Ho Chi Minh City is the largest city in Vietnam and the economic hub of the southern region. Accounting for 0.6 percent of Vietnam’s total land area and about 9 percent of the country’s population, it is part of the southern key economic zone, which also comprises Dong Nai, Ba Ria - Vung Tau, Binh Duong, Long An, Tay Ninh and Binh Phuoc provinces. In the southern economic hub, over 3,000 projects across all sectors are supported by foreign capital, while the number of registered enterprises has exceeded 100,000.

Official data showed that 47,533 workers of 2,862 enterprises in the city are being laid off as a result of the pandemic. Local authorities have provided assistance for 20,000 employees.

According to the municipal Department of Planning and Investment, the total retail of goods and services in the city surpassed 506 trillion VND in the first five months of this year, down 4.9 percent year-on-year.

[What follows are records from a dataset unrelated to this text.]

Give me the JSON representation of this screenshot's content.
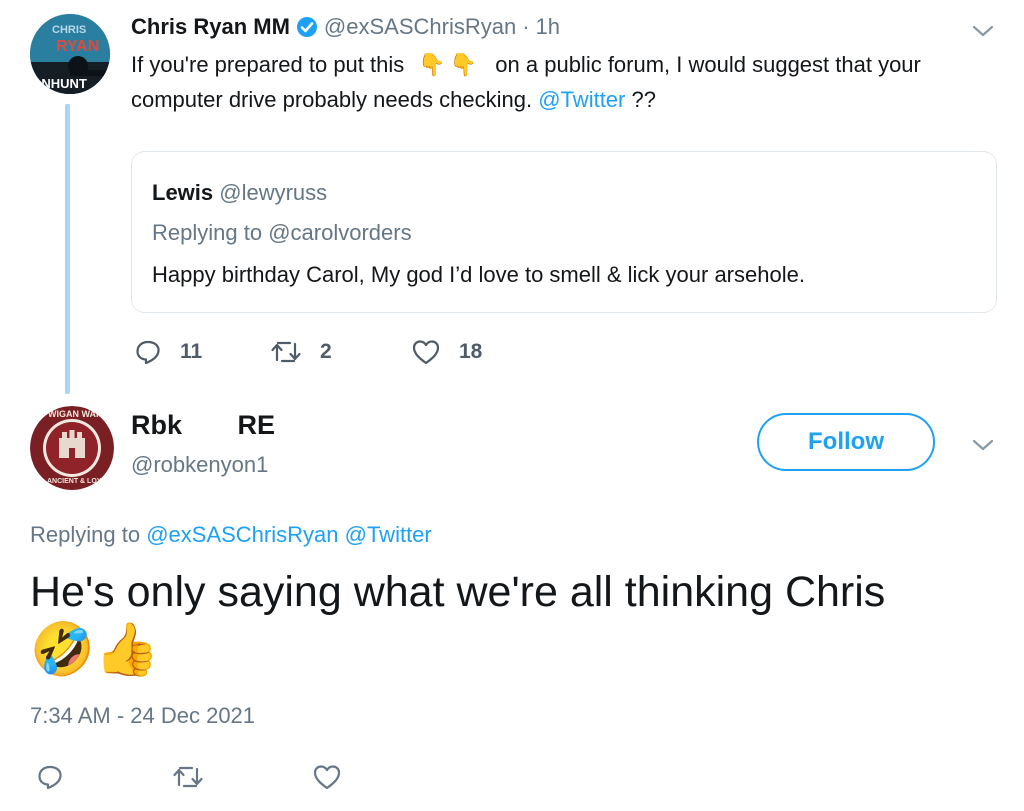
{
  "parent_tweet": {
    "avatar_text": {
      "top": "CHRIS",
      "middle": "RYAN",
      "bottom": "ANHUNT"
    },
    "author_name": "Chris Ryan MM",
    "handle": "@exSASChrisRyan",
    "separator": "·",
    "time": "1h",
    "text_part1": "If you're prepared to put this",
    "emoji_fingers": "👇👇",
    "text_part2": "on a public forum, I would suggest that your",
    "text_line2": "computer drive probably needs checking.",
    "mention": "@Twitter",
    "text_end": "??",
    "quoted": {
      "name": "Lewis",
      "handle": "@lewyruss",
      "replying_label": "Replying to",
      "replying_handle": "@carolvorders",
      "text": "Happy birthday Carol, My god I’d love to smell & lick your arsehole."
    },
    "stats": {
      "replies": "11",
      "retweets": "2",
      "likes": "18"
    }
  },
  "reply_tweet": {
    "avatar_text": {
      "ring": "WIGAN WARRIORS",
      "motto": "ANCIENT & LOYAL"
    },
    "name_first": "Rbk",
    "name_second": "RE",
    "handle": "@robkenyon1",
    "follow_label": "Follow",
    "replying_label": "Replying to",
    "replying_handle1": "@exSASChrisRyan",
    "replying_handle2": "@Twitter",
    "text": "He's only saying what we're all thinking Chris",
    "emojis": "🤣👍",
    "timestamp": "7:34 AM - 24 Dec 2021"
  },
  "colors": {
    "accent": "#1da1f2",
    "muted": "#657786",
    "verified": "#1da1f2",
    "border": "#e1e8ed"
  }
}
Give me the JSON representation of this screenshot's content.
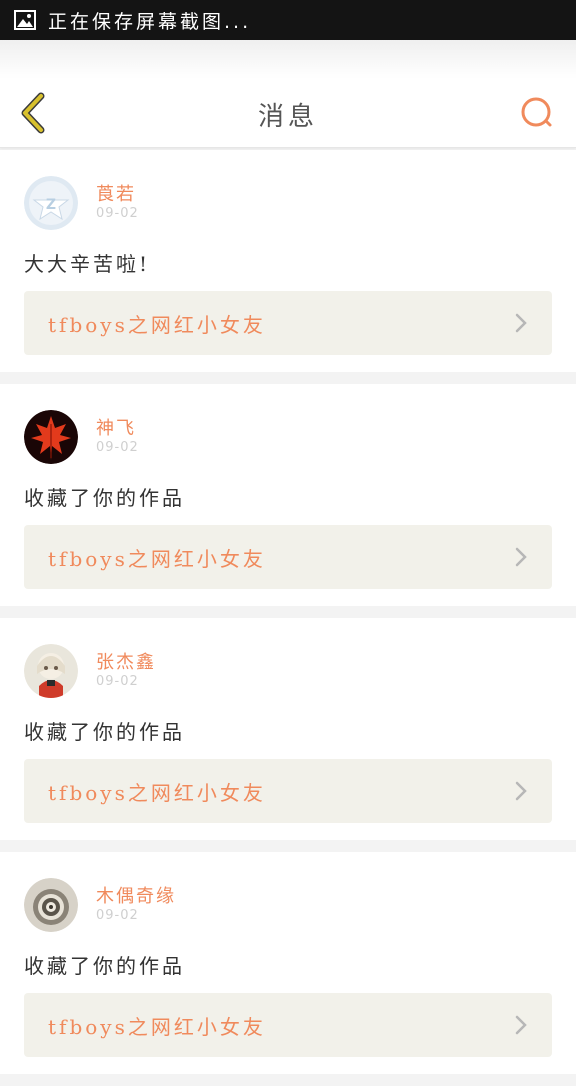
{
  "status_bar": {
    "text": "正在保存屏幕截图...",
    "icon": "image-icon"
  },
  "header": {
    "title": "消息",
    "back_icon": "chevron-left-icon",
    "search_icon": "search-icon",
    "accent_color": "#f08a5c",
    "back_color": "#c9b227"
  },
  "messages": [
    {
      "name": "莨若",
      "date": "09-02",
      "text": "大大辛苦啦!",
      "work": "tfboys之网红小女友",
      "avatar": "default-avatar"
    },
    {
      "name": "神飞",
      "date": "09-02",
      "text": "收藏了你的作品",
      "work": "tfboys之网红小女友",
      "avatar": "maple-leaf-avatar"
    },
    {
      "name": "张杰鑫",
      "date": "09-02",
      "text": "收藏了你的作品",
      "work": "tfboys之网红小女友",
      "avatar": "doll-avatar"
    },
    {
      "name": "木偶奇缘",
      "date": "09-02",
      "text": "收藏了你的作品",
      "work": "tfboys之网红小女友",
      "avatar": "spiral-avatar"
    }
  ]
}
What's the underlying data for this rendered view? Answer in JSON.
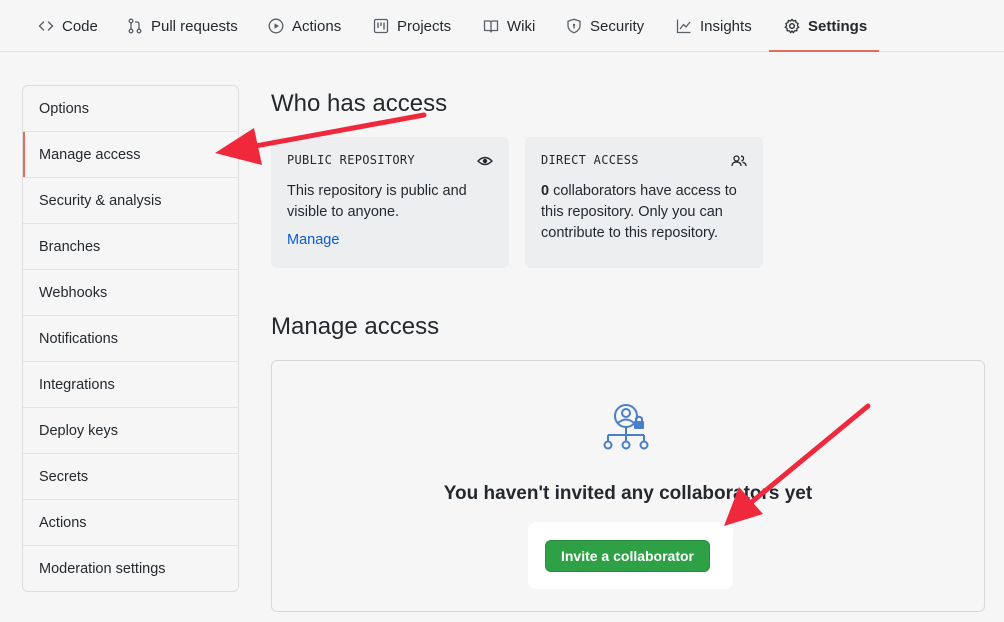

The city’s industrial production index went down 7.16 percent annually.

However, its exports rose by 6.3 percent yearly to about 17 billion USD, mostly thanks to increases in earnings from computers, electronics and spare parts, vegetables and fruits.

The output of agro-forestry-fisheries topped 5 trillion VND during the five months, up 2.2 percent year-on-year.

Among four key industries, electronics grew by 11.83 percent while chemicals, rubber and plastics expanded by 8.37 percent./.